When I told her I was in love with her, she said: "I'm very flattered but I'm not a homosexual. There's nothing wrong with being one, though. when you leave school, you'll meet more people like that but right now there aren't any."
I wrote massive passionate letters to her which I used to get her to read out loud to me at break time. She never got a break from my letters. I would always go up to the staff room to give her a letter. One of them said: "I love you, I want you, I really fancy you. If I don't spend my life with you, I will die. I need to have sex with you." She'd then keep the letter saying she was afraid of it falling into the wrong hands.
Summer holidays were the worst. I didn't get to see her for six weeks, but I'd phone her four times a day. I would cycle to school to stare into the biology lab where she taught during term time. I used to try to smell her in class and if I smelt her up close - she smelt of Rive Gauche perfume and tobacco - I'd want to faint, I was so in love with her. I failed all my examinations because I loved her.

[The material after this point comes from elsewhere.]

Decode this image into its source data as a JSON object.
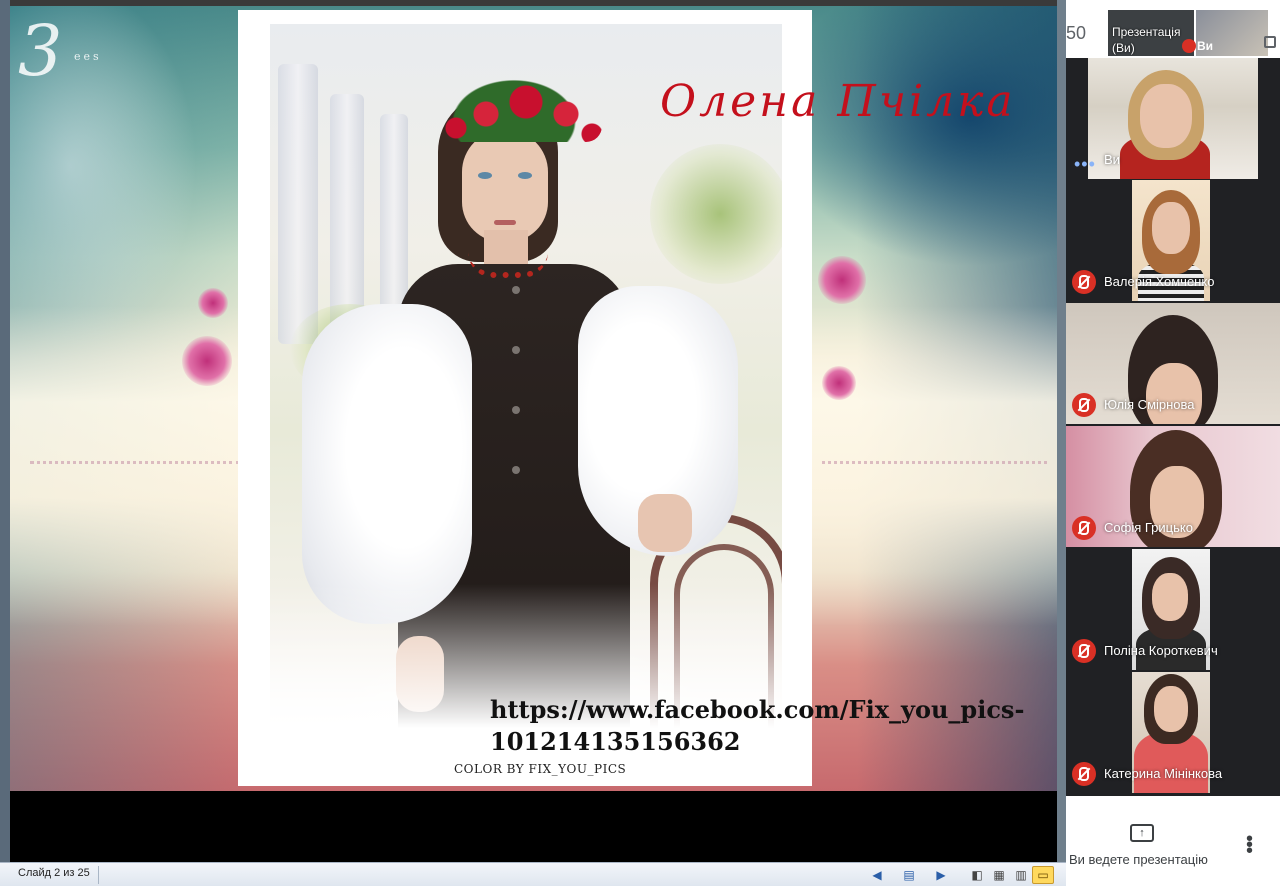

Whenever she left the exam hall after supervising a test, I would leave as well, even if it was only 10 minutes into the exam, and follow her along the hall just to have three minutes alone with her.
We still meet up sometimes. She says it was the notes I gave her that she couldn't handle because she thought they would ruin her teaching career. She could cope when I was 13 or 14 but when I got to be 16 and more mature, she couldn't. We both went through a lot together that we share a special place in each other's hearts. Being in love with her made me feel that being gay meant never being able to get who I wanted, any woman at all. It would always mean unrequited love, me in the background staring at some woman who was untouchable. I thought my whole life would be like that.